The FEC's suit arose from the Committee's failure to disclose on its reports the names and addresses of 424 contributors who had each made contributions of $100 or more. Instead, the Committee listed the contributors as "anonymous" (in violation of 2 U.S.C. §434(b)(2)). Moreover, the Committee's treasurer failed to keep records of contributions exceeding $50 from individuals who had elected to remain anonymous (in violation of 2 U.S.C. §432(c)). After attempting to resolve this matter through informal methods of conciliation, the Commission filed suit with the district court on August 1, 1978.
District court ruling
In ruling that the Committee did not have to comply with the Act's disclosure requirements, the district court noted that the Supreme Court had not created a blanket exemption for minor parties from the Act's disclosure requirements in its Buckley v. Valeo decision. The Supreme Court did conclude, however, that minor parties might not have to comply with the disclosure provisions when they had a chilling effect on contributors' rights of free association. Buckley v. Valeo, 424 U.S. at 72-74.
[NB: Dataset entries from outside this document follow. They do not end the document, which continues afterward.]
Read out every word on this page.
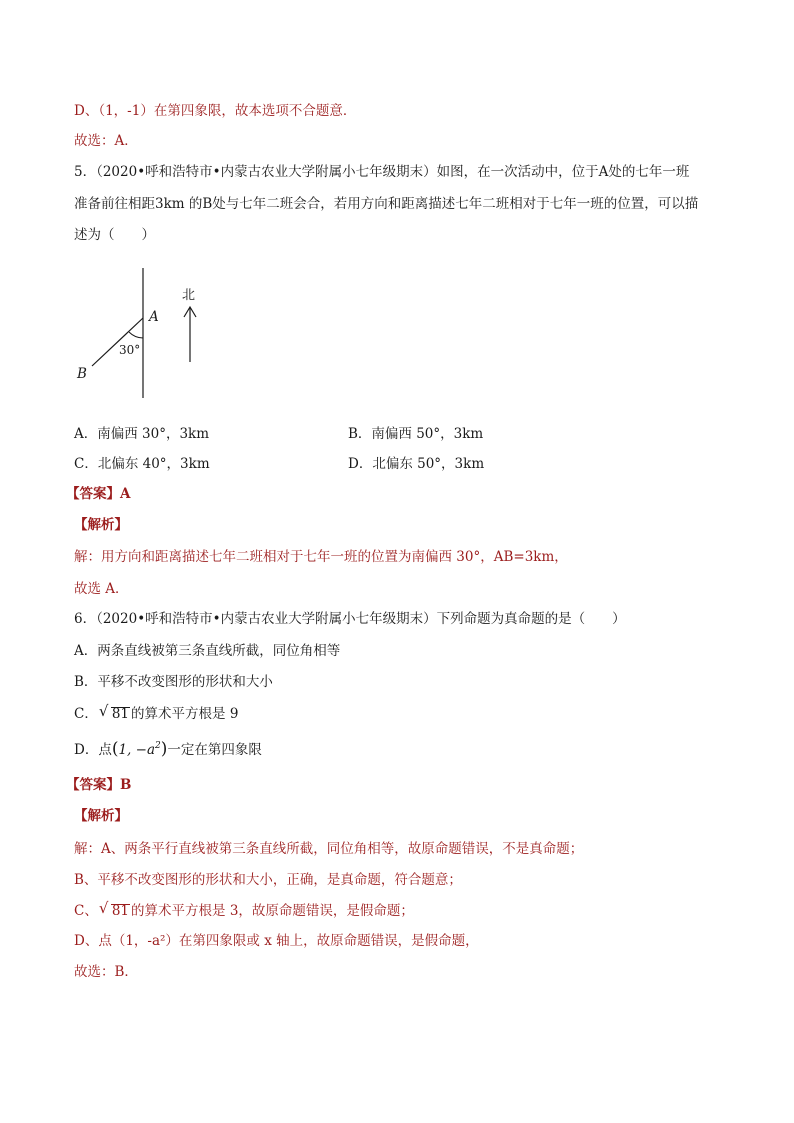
D、（1，-1）在第四象限，故本选项不合题意．
故选：A．
5．（2020•呼和浩特市•内蒙古农业大学附属小七年级期末）如图，在一次活动中，位于A处的七年一班
准备前往相距3km 的B处与七年二班会合，若用方向和距离描述七年二班相对于七年一班的位置，可以描
述为（　　）
北
A
B
30°
A．南偏西 30°，3km	B．南偏西 50°，3km
C．北偏东 40°，3km	D．北偏东 50°，3km
【答案】A
【解析】
解：用方向和距离描述七年二班相对于七年一班的位置为南偏西 30°，AB=3km，
故选 A．
6．（2020•呼和浩特市•内蒙古农业大学附属小七年级期末）下列命题为真命题的是（　　）
A．两条直线被第三条直线所截，同位角相等
B．平移不改变图形的形状和大小
C． √ 81 的算术平方根是 9
D．点(1, $-a^2$)一定在第四象限
【答案】B
【解析】
解：A、两条平行直线被第三条直线所截，同位角相等，故原命题错误，不是真命题；
B、平移不改变图形的形状和大小，正确，是真命题，符合题意；
C、 √ 81 的算术平方根是 3，故原命题错误，是假命题；
D、点（1，-a²）在第四象限或 x 轴上，故原命题错误，是假命题，
故选：B．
In order to exempt contributors from the disclosure requirements, the Court said that a minor party would have to demonstrate a "reasonable probability" that compelled disclosure of the names of contributors would "subject them to threats, harassment, or reprisals from either Government officials or private parties." Id. at 74. Under these circumstances, disclosure could "...instill sufficient fear in potential supporters of the organization to deter them from engaging in protected associational activity." Id. at 71. On examining the evidence presented by the Committee, the district court found that "the record plainly reflects an extensive history of governmental harassment and public hostility directed at the Party and its members and supporters." The district court concluded that "the substantial infringement of First Amendment rights demonstrated in the record cannot be justified by the governmental interests furthered by applying the FECA disclosure requirements to the defendants." Moreover, the court noted that "the governmental interest served in disclosing the source and amount of contributions is less substantial" in the case of a minor party. The district court cited the Supreme Court's holding in Buckley that "the undue influence of large contributions on officeholders" is reduced in the case of minor parties since their candidates are less likely to win an election. Id. at 70.
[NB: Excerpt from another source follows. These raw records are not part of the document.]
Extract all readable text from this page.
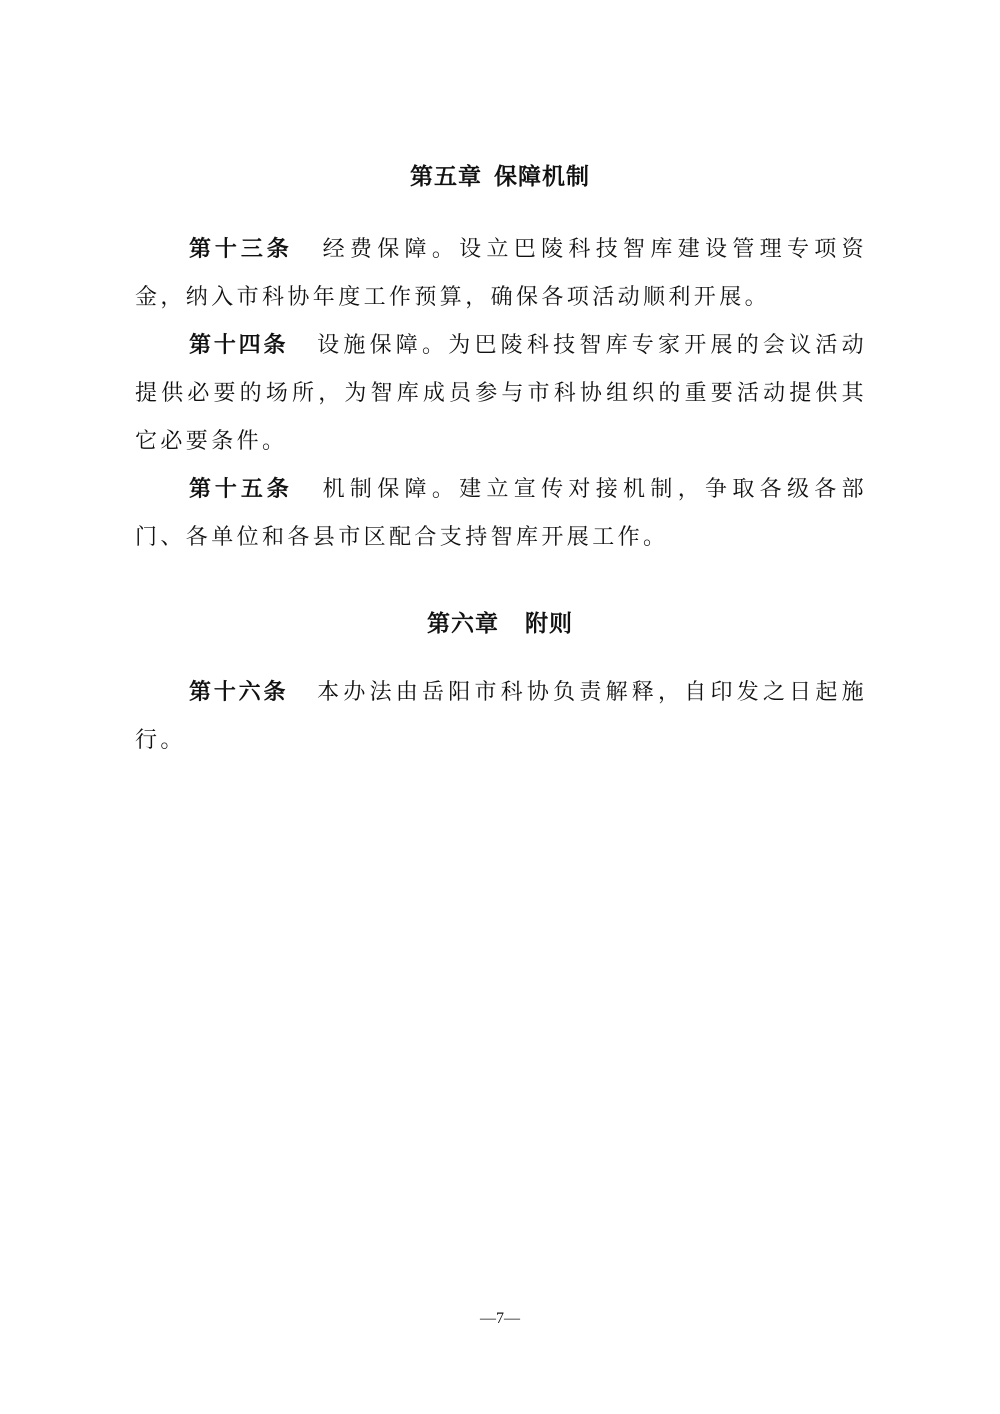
第五章 保障机制

第十三条 经费保障。设立巴陵科技智库建设管理专项资金，纳入市科协年度工作预算，确保各项活动顺利开展。

第十四条 设施保障。为巴陵科技智库专家开展的会议活动提供必要的场所，为智库成员参与市科协组织的重要活动提供其它必要条件。

第十五条 机制保障。建立宣传对接机制，争取各级各部门、各单位和各县市区配合支持智库开展工作。

第六章 附则

第十六条 本办法由岳阳市科协负责解释，自印发之日起施行。

—7—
Similarly, the district court found that the Act's recordkeeping requirements also infringed on the contributors' free association rights, even though information recorded would not be publicly disclosed. The court cited an ongoing governmental investigation as evidence that records of contributors' names would subject them to undue harassment. The district court cited 12 affidavits submitted by anonymous individuals providing evidence of harassment. The district court found that the main governmental interest served by the recordkeeping requirements (i.e., effective monitoring and enforcement of the contribution limits) did not justify infringement of the contributors' First Amendment rights.
Appeals court ruling
On May 6, 1982, the U.S. Court of Appeals for the Second Circuit issued an opinion in FEC v. Hall-Tyner Election Campaign Committee (Civil Action No. 81-6229). The appeals court upheld an earlier ruling by the U.S. District Court for the Southern District of New York that the recordkeeping and disclosure requirements of the Act, as applied to the Hall-Tyner Campaign Committee (the Committee), would abridge First Amendment rights of the Committee's supporters.
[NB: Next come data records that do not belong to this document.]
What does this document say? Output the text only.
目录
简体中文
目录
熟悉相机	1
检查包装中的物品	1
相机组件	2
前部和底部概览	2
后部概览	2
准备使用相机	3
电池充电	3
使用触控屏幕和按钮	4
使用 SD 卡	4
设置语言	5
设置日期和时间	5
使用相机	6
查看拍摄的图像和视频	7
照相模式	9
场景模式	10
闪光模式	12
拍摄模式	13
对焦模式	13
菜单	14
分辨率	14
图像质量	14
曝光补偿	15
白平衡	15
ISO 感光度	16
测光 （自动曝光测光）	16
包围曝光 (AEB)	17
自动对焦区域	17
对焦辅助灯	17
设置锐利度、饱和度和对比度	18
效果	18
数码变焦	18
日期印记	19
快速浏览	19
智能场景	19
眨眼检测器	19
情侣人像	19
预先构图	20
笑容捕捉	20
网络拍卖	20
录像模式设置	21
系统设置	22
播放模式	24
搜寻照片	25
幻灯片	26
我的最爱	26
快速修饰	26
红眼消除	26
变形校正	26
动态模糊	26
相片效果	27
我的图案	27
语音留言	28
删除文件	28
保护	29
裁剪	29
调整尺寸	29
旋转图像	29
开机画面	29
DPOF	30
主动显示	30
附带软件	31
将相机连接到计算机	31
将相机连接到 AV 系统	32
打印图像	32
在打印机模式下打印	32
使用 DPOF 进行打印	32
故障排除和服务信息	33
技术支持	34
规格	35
In affirming the district court's decision, the appeals court found that the Committee had met the standard set forth in Buckley v. Valeo for exempting minor parties from the Act's disclosure requirements; i.e., the Committee had demonstrated a "reasonable probability" that disclosure of the names of its contributors would subject them to governmental or private harassment. Buckley v. Valeo, 424 U.S. at 72-74. Moreover, the appeals court cited the Court's holding in Buckley that the governmental interest served in disclosing the source and amount of contributions (i.e., "the undue influence of large contributions on officeholders") is less substantial in the case of a minor party with little chance of winning an election. Id. at 70. The appeals court concluded, therefore, that the governmental interest served in obtaining information on the Committee's contributors did not justify the chilling effect that disclosure would have on their First Amendment rights of free association.